Still, he exchanged a glance with Zane, who was likely thinking along the same lines he was.
Instead of going any further down that particular road, he read the message. “This is personal,” he muttered, glancing toward the house with its huge windows that would allow anybody to see inside. Granted, he couldn’t see much beyond his own reflection at this time of day, but at night, it would be easy to follow her around the house while crouched in the shrubs.
“Who are the three people named? Specifically.” Zane pulled his own device out to take notes. “I’m gonna need names and contact information so we can interview them.” He was talking like they’d already taken the case.
There was really no reason for them not to. This seemed like a cut-and-dried situation. The girl had burned one too many people, and somebody wanted to make sure she paid for it. They might be home within a few days or so once Hawk dug through the logs, traced the sender of the email, and tracked them down. Piece of cake.
Good, too, since the less time he spent in this world, the better it would be for everyone involved.
“Who are the two inside with her?” Zane asked, his back to the windows. Though the girls were invisible thanks to the sun’s glare, their awareness of the newcomers was palpable. Almost tangible. He’d scented their arousal within moments of entering the house.
But not hers, not Serenity’s. It was like she’d done all she could not to fall under the influence of the wolf the way women unconsciously did.
“They’re nobody,” Melody whispered. “Hangers on. Angelica Morton is a tycoon’s daughter.
Parents pretty much live on a yacht somewhere. Lola Benedict was on a kids’ show when she was a preteen and had her own series of straight-to-video movies for a while there. Her agent was smart enough to get her a decent residual, and she basically lives off that and the money from reunion specials, personal appearances, and pageviews.”
“Pageviews. What’s that all about? I understand Serenity started off making videos, doing posts promoting products?”
“Yeah, that’s what she started out doing. As a pretty girl, people are gonna click on her videos just to see her and hear her. She was doing an online journal of life here in L.A., how she wanted to start a career, all that—the setbacks, how insecure she felt. Once she gained traction, she learned how to monetize the traffic. Offers from various products started rolling in. It snowballed from there.”
“And you were with her this entire time?”
“No,” she chuckled. “She did that all on her own. It was only when offers to appear in commercials and film came in that she decided she needed somebody to help manage her career. She did everything on her own up until that point. She’s a very smart girl.”

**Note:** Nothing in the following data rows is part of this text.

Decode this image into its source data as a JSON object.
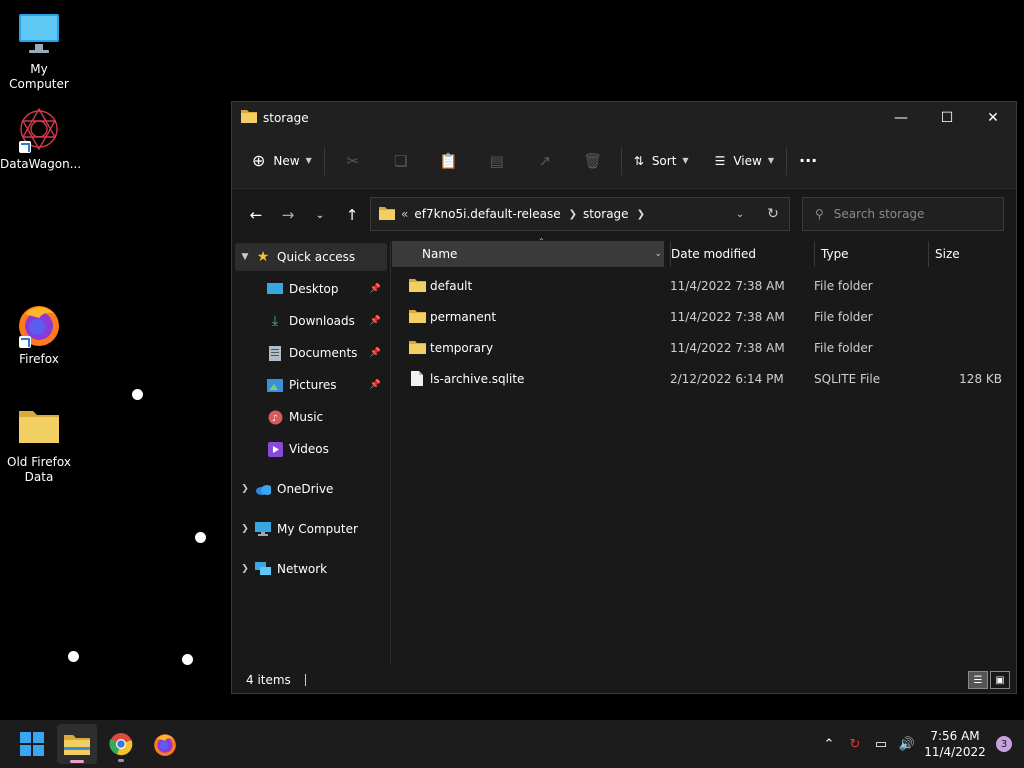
{
  "desktop": {
    "icons": [
      {
        "label": "My Computer"
      },
      {
        "label": "DataWagon..."
      },
      {
        "label": "Firefox"
      },
      {
        "label": "Old Firefox Data"
      }
    ]
  },
  "window": {
    "title": "storage",
    "toolbar": {
      "new_label": "New",
      "sort_label": "Sort",
      "view_label": "View",
      "more_label": "···"
    },
    "address": {
      "overflow": "«",
      "crumbs": [
        "ef7kno5i.default-release",
        "storage"
      ]
    },
    "search_placeholder": "Search storage",
    "sidebar": {
      "items": [
        {
          "label": "Quick access"
        },
        {
          "label": "Desktop"
        },
        {
          "label": "Downloads"
        },
        {
          "label": "Documents"
        },
        {
          "label": "Pictures"
        },
        {
          "label": "Music"
        },
        {
          "label": "Videos"
        },
        {
          "label": "OneDrive"
        },
        {
          "label": "My Computer"
        },
        {
          "label": "Network"
        }
      ]
    },
    "columns": {
      "name": "Name",
      "date": "Date modified",
      "type": "Type",
      "size": "Size"
    },
    "files": [
      {
        "name": "default",
        "date": "11/4/2022 7:38 AM",
        "type": "File folder",
        "size": ""
      },
      {
        "name": "permanent",
        "date": "11/4/2022 7:38 AM",
        "type": "File folder",
        "size": ""
      },
      {
        "name": "temporary",
        "date": "11/4/2022 7:38 AM",
        "type": "File folder",
        "size": ""
      },
      {
        "name": "ls-archive.sqlite",
        "date": "2/12/2022 6:14 PM",
        "type": "SQLITE File",
        "size": "128 KB"
      }
    ],
    "status": {
      "count": "4 items"
    }
  },
  "taskbar": {
    "clock": {
      "time": "7:56 AM",
      "date": "11/4/2022"
    },
    "notification_count": "3"
  },
  "colors": {
    "folder": "#e8c15a",
    "accent": "#4aa3f0"
  }
}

“It doesn’t take much to create and upload videos, especially nowadays,” Braxton pointed out.
Melody stopped being mousy. Her gaze was hard, unflinching as she turned her head to look up at him. “She was valedictorian of her high school class and attended UCLA on a full scholarship before graduating summa cum laude. Don’t let the looks fool you—or the shell she’s built around herself to help her survive out here alone.”
“Point taken,” he murmured. There was more to this girl than met the eye too. He made a mental note not to underestimate her or how much she admired her client.
Still, if Serenity was such a genius, what the hell was she doing with her life to live up to that genius? Nothing so far as he could tell. Eating sushi with her friends, lounging around the house.